By Michael Webber
9th Senate District
For years now, a group of Oakland County residents living along I-75 have been trying to make their voices heard over a resounding din created after upgrades were made between 13 Mile and Adams.
Back in 2015, the state began a modernization effort that removed established and valuable sound abatement vegetation to expand that part of I-75 by two lanes going north and south. When the project was finally finished, residents say it became obvious that a new level of noise was there to stay.
Those who live in the neighborhoods near the interstate say an increase in sound levels from highway traffic has negatively impacted their quality of life.

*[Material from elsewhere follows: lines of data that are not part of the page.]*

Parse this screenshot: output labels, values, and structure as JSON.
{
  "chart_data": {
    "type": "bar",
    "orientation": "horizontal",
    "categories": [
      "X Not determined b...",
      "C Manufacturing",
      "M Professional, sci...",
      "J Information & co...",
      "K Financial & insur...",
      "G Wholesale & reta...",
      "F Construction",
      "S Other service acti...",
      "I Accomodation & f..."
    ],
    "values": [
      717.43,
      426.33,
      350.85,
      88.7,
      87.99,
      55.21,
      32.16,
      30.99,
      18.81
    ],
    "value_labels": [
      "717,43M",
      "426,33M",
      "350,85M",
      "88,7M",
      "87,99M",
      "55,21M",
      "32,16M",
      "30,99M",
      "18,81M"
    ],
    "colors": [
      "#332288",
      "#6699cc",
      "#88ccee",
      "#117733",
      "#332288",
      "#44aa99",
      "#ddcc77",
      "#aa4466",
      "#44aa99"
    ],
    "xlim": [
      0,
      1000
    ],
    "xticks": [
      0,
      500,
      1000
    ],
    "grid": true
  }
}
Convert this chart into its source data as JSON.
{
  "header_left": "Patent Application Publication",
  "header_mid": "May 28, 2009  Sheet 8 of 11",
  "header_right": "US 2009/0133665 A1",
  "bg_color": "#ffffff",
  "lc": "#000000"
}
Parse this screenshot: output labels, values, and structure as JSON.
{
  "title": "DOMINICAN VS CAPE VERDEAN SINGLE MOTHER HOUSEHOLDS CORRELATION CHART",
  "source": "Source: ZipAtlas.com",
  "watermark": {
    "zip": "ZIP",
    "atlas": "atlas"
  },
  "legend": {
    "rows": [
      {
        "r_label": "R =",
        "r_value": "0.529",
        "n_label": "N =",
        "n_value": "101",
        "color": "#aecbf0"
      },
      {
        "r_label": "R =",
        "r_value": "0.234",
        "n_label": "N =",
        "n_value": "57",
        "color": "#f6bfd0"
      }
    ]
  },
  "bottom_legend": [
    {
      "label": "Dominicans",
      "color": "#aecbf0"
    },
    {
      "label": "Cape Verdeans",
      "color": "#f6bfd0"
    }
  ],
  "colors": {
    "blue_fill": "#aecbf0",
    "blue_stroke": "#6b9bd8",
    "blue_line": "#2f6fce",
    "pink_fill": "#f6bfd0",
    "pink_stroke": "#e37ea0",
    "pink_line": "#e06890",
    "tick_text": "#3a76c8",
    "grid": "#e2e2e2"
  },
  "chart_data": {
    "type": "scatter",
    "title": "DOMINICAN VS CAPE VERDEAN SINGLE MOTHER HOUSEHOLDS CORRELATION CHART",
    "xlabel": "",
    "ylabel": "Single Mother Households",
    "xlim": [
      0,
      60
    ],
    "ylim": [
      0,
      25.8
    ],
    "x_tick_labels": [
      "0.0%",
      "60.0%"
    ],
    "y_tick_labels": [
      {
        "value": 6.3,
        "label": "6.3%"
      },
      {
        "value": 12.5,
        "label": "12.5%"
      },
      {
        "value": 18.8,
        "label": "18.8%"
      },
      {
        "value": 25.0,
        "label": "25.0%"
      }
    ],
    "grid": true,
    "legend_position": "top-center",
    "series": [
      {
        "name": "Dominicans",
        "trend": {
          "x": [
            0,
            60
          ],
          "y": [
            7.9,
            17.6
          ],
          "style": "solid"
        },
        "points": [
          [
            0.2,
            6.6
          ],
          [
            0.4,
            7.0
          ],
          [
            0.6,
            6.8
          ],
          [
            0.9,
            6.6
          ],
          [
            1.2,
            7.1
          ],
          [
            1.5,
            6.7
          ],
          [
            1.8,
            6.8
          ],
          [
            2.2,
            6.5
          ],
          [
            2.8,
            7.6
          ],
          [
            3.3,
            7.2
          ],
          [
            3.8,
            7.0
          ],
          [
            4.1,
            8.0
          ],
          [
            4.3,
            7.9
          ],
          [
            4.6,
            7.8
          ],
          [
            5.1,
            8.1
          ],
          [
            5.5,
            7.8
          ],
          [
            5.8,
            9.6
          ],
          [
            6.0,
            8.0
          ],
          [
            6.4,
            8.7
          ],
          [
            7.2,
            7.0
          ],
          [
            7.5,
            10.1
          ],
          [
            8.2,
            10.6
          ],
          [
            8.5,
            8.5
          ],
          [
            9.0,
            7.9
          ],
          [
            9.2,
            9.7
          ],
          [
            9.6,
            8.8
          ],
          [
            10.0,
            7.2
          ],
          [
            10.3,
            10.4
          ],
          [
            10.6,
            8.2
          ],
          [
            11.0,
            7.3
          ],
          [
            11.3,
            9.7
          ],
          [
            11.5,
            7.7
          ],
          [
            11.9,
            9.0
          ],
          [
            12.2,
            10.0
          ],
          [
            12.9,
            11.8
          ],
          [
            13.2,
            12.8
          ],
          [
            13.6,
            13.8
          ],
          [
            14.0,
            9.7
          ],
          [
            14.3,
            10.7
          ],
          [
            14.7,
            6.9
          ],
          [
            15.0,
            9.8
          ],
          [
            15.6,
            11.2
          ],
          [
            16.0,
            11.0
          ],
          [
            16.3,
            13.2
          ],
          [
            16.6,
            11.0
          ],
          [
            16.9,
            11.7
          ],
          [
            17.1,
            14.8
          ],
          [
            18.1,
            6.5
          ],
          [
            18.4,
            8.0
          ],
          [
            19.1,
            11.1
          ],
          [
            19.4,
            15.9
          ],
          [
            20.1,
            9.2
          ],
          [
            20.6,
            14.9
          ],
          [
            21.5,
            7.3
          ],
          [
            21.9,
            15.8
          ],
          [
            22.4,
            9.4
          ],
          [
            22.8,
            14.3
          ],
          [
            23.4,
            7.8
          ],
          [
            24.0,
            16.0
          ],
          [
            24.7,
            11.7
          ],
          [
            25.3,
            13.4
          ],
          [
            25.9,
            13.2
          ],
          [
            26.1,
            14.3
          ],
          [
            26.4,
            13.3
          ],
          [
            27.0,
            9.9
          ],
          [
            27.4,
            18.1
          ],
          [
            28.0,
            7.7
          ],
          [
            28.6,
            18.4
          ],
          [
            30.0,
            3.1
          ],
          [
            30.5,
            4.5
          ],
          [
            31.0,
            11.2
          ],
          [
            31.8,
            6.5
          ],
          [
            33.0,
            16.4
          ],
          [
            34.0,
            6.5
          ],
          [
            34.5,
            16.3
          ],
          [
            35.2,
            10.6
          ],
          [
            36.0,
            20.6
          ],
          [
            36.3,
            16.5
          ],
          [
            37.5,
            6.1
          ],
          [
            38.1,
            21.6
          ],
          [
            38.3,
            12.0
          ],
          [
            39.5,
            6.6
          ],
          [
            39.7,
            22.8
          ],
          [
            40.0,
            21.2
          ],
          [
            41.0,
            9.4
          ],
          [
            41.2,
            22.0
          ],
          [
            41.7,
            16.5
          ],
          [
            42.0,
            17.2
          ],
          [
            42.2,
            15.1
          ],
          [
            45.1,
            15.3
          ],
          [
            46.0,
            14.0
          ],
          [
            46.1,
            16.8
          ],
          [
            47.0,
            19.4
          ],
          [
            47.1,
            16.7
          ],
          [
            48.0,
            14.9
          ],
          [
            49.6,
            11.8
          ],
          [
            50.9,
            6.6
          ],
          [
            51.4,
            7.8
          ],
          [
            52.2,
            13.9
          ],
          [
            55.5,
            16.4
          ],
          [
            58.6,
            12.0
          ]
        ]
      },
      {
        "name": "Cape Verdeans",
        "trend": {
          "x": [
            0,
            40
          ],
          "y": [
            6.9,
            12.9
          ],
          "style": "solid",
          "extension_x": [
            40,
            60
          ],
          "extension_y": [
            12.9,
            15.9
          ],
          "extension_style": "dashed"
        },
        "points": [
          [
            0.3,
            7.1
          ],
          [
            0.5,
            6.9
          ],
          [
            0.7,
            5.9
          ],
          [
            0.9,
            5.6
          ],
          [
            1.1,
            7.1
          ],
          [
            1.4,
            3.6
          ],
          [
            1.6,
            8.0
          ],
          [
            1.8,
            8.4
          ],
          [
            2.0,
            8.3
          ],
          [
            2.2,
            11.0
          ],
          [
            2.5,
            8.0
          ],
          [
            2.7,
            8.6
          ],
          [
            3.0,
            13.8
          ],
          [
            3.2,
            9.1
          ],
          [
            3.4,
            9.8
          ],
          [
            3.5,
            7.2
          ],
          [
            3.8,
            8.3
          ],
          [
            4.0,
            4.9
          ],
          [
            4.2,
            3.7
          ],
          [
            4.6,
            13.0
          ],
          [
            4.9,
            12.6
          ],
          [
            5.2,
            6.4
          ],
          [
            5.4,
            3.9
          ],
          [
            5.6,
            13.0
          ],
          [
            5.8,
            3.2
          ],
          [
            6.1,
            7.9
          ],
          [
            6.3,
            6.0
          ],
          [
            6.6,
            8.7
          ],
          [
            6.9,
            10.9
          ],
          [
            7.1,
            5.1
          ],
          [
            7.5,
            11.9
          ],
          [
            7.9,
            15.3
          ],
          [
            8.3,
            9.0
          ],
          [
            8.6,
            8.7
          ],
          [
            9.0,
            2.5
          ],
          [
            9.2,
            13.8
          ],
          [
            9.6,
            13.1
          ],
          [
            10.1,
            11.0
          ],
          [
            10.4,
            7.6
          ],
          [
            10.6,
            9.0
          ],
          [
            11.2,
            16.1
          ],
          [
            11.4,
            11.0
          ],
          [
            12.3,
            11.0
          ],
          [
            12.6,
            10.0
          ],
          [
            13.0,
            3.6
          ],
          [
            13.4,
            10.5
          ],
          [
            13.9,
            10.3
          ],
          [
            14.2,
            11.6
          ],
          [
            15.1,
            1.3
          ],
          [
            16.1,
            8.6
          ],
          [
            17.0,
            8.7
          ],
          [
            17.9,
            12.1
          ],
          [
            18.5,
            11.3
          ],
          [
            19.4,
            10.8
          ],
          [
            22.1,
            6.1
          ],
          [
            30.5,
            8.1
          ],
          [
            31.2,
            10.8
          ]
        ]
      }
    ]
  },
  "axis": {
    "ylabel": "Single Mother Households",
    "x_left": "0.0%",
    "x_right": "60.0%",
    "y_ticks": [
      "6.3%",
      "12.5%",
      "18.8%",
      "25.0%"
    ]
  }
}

Neighbors were quick to come together. They formed a citizens group to present their case and work with public officials to find a solution that would bring more peace and quiet to their homes.
The group rallied the support of more than 1,000 residents across 20 subdivisions and worked diligently with local leaders, state lawmakers and the Michigan Department of Transportation to eventually reassess the noise pollution impact.
With the help of local experts, they did conduct sound studies similar to MDOT’s initial assessments and argued the agency’s historical standards failed to take into account the full impact of extensive vegetation elimination and other factors of modernizing the roadway.
The residents proposed that MDOT update its threshold for acceptable noise levels to the World Health Organization’s 53-decibel standard for humans rather than its 66-decibel target, asserting that noise pollution’s negative effects include elevated stress levels, disrupted sleep patterns that lead to an inability to focus and concentrate, a lack of peace and contribute to long-term health issues over time.
The work and dedication of this grassroots group has been commendable. While it hasn’t been a speedy process, they continued to make their case to public servants and remain determined to make their voices heard.
In April, MDOT officials met with Troy residents at the city’s community center to present the results of the agency’s most recent two-year sound study of the renovated highway corridor. Officials indicated that two sections met the department’s criteria for the construction of a sound wall to reduce excessive noise levels.
MDOT has $4 million from a previous appropriation to build the additional sound walls. However, department officials stated that an additional $10 million is needed to complete the project, and they will not allocate any of their $6.5 billion FY 2022-23 budget to it.
It is now time for the Legislature to act as it prepares and negotiates the state’s 2024 budget. That is why I have formally requested the Senate include this $10 million appropriation in MDOT’s budget, and I will work in a bipartisan manner with my colleagues in the House to ensure their chamber provides for this funding as well.
While many residents along the affected I-75 corridor would like to see even more funding set aside to construct additional sound walls along the route, it is important for the Legislature to provide the necessary financial resources for MDOT to construct the portions of the wall identified by its most recent study.
We owe it to our constituents to push these funds forward in full, and finally get something done for the residents of Troy.
This op-ed appeared in the June 8, 2023 edition of The Detroit News.